Il prit l’appel. « Launay, un instant, je te prie… » Marc dévisagea Thévenet, lui faisant comprendre qu’il était temps de raccrocher. Et surtout de la fermer. Puis il annonça : « Je t’écoute. »
Cocotte ? Au début, la voix de Priscille lui parut sèche.
« Que puis-je faire pour toi ? »
Mauvaise impression. Pas grand-chose, j’appelais pour m’excuser de mon attitude, samedi.
« Je vois. » Impassible, Marc observait ses hommes du coin de l’œil. Surtout Thévenet, dont les mimiques buccales laissaient peu de place à l’imagination. Il saisit une bribe de la conversation du jeune lieutenant. Je dis toujours, no zob in job. Quel con, mais quel con ! À voir la tête de Mancuso, qui écoutait poliment tout en faisant autre chose, il savait qu’il n’était pas le seul à penser ainsi. Si encore l’autre s’était contenté d’être une grande gueule portée sur la bite, mais non, il s’en prenait aussi plus ou moins ouvertement à Youcef de temps en temps.
Marc, tu es toujours là ?
« Oui, continue. »
J’ai pris contact avec le fonctionnaire qui a établi la procédure sur Paul Grieux… Un certain Grandrivière. Il est à la retraite mais je vais aller le voir après-demain… Pendant mes récup’.

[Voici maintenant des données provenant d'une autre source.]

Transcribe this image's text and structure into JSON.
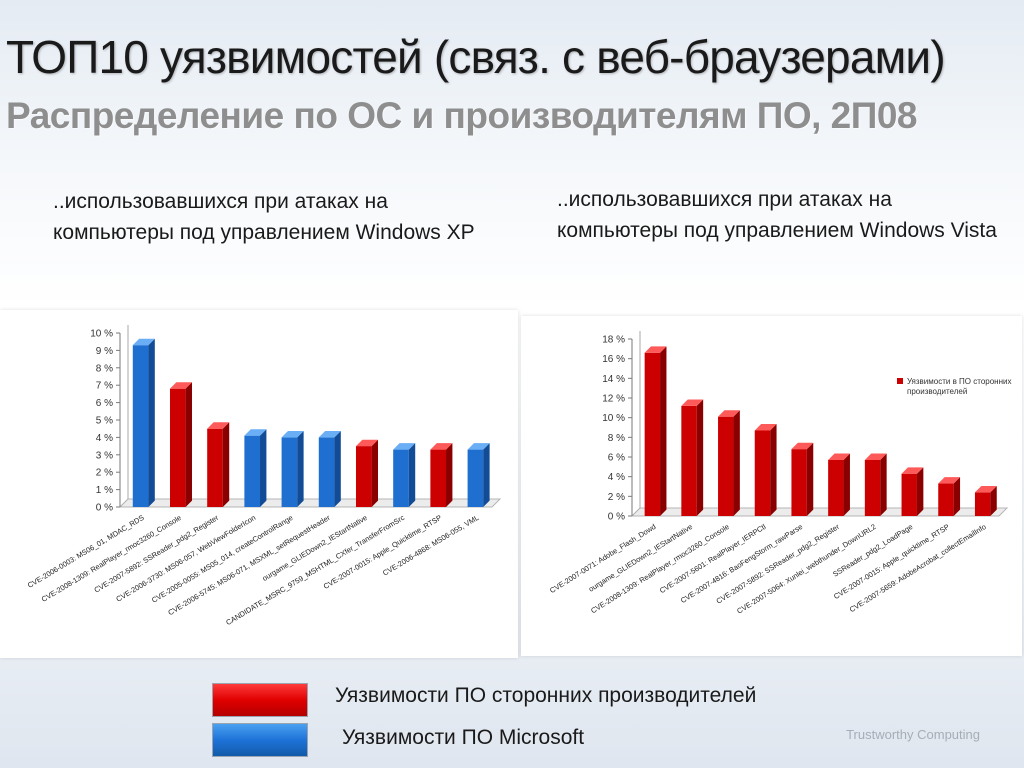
{
  "slide": {
    "title": "ТОП10 уязвимостей (связ. с веб-браузерами)",
    "subtitle": "Распределение по ОС и производителям ПО, 2П08",
    "caption_left": "..использовавшихся при атаках на компьютеры под управлением Windows XP",
    "caption_right": "..использовавшихся при атаках на компьютеры под управлением Windows Vista",
    "legend": {
      "third_party_label": "Уязвимости ПО сторонних производителей",
      "microsoft_label": "Уязвимости ПО Microsoft",
      "third_party_color": "#d40000",
      "microsoft_color": "#1e73d8"
    },
    "footer_brand": "Trustworthy Computing"
  },
  "chart_data": [
    {
      "type": "bar",
      "title": "",
      "xlabel": "",
      "ylabel": "",
      "ylim": [
        0,
        10
      ],
      "y_ticks": [
        "0 %",
        "1 %",
        "2 %",
        "3 %",
        "4 %",
        "5 %",
        "6 %",
        "7 %",
        "8 %",
        "9 %",
        "10 %"
      ],
      "grid": false,
      "categories": [
        "CVE-2006-0003: MS06_01, MDAC_RDS",
        "CVE-2008-1309: RealPlayer_rmoc3260_Console",
        "CVE-2007-5892: SSReader_pdg2_Register",
        "CVE-2006-3730: MS06-057, WebViewFolderIcon",
        "CVE-2005-0055: MS05_014, createControlRange",
        "CVE-2006-5745: MS06-071, MSXML_setRequestHeader",
        "ourgame_GLIEDown2_IEStartNative",
        "CANDIDATE_MSRC_9759_MSHTML_CXfer_TransferFromSrc",
        "CVE-2007-0015: Apple_Quicktime_RTSP",
        "CVE-2006-4868: MS06-055, VML"
      ],
      "values": [
        9.3,
        6.8,
        4.5,
        4.1,
        4.0,
        4.0,
        3.5,
        3.3,
        3.3,
        3.3
      ],
      "vendor": [
        "microsoft",
        "third_party",
        "third_party",
        "microsoft",
        "microsoft",
        "microsoft",
        "third_party",
        "microsoft",
        "third_party",
        "microsoft"
      ]
    },
    {
      "type": "bar",
      "title": "",
      "xlabel": "",
      "ylabel": "",
      "ylim": [
        0,
        18
      ],
      "y_ticks": [
        "0 %",
        "2 %",
        "4 %",
        "6 %",
        "8 %",
        "10 %",
        "12 %",
        "14 %",
        "16 %",
        "18 %"
      ],
      "grid": false,
      "legend_entries": [
        "Уязвимости в ПО сторонних производителей"
      ],
      "legend_position": "right",
      "categories": [
        "CVE-2007-0071: Adobe_Flash_Dowd",
        "ourgame_GLIEDown2_IEStartNative",
        "CVE-2008-1309: RealPlayer_rmoc3260_Console",
        "CVE-2007-5601: RealPlayer_IERPCtl",
        "CVE-2007-4816: BaoFengStorm_rawParse",
        "CVE-2007-5892: SSReader_pdg2_Register",
        "CVE-2007-5064: Xunlei_webthunder_DownURL2",
        "SSReader_pdg2_LoadPage",
        "CVE-2007-0015: Apple_quicktime_RTSP",
        "CVE-2007-5659: AdobeAcrobat_collectEmailInfo"
      ],
      "values": [
        16.6,
        11.2,
        10.1,
        8.7,
        6.8,
        5.7,
        5.7,
        4.3,
        3.3,
        2.4
      ],
      "vendor": [
        "third_party",
        "third_party",
        "third_party",
        "third_party",
        "third_party",
        "third_party",
        "third_party",
        "third_party",
        "third_party",
        "third_party"
      ]
    }
  ]
}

« Bonne initiative. » Il avait prononcé ces mots d’un ton neutre. Son attention était ailleurs.
Je…
« En tout cas, comme je te l’ai dit, je tiens les coordonnées des parents de Madeleine Castinel à ta disposition, ainsi que celles de Mlle Véricel. »
Il y eut un blanc de quelques secondes pendant lesquelles Marc s’échappa de sa conversation téléphonique et même de ce qui se passait autour de lui. Thévenet était sorti brasser de l’air. Mancuso téléphonait et Boudjema relisait un PV. Il faillit ne pas entendre Priscille.
… revue ?
« Pardon ? » Qu’avait-elle voulu dire ? Revu qui ?
Non, rien. La voix de la jeune femme était soudain empressée. Elle semblait mal à l’aise et termina la communication. Je te rappellerai quand j’aurai de nouveaux éléments.
Aussitôt après, la ligne fut coupée et Marc raccrocha, un peu surpris. Mais il n’avait pas le temps de s’attarder sur les changements d’humeur de Priscille, le tableau de service de son groupe l’attendait. Et les prochaines semaines promettaient d’être intenses.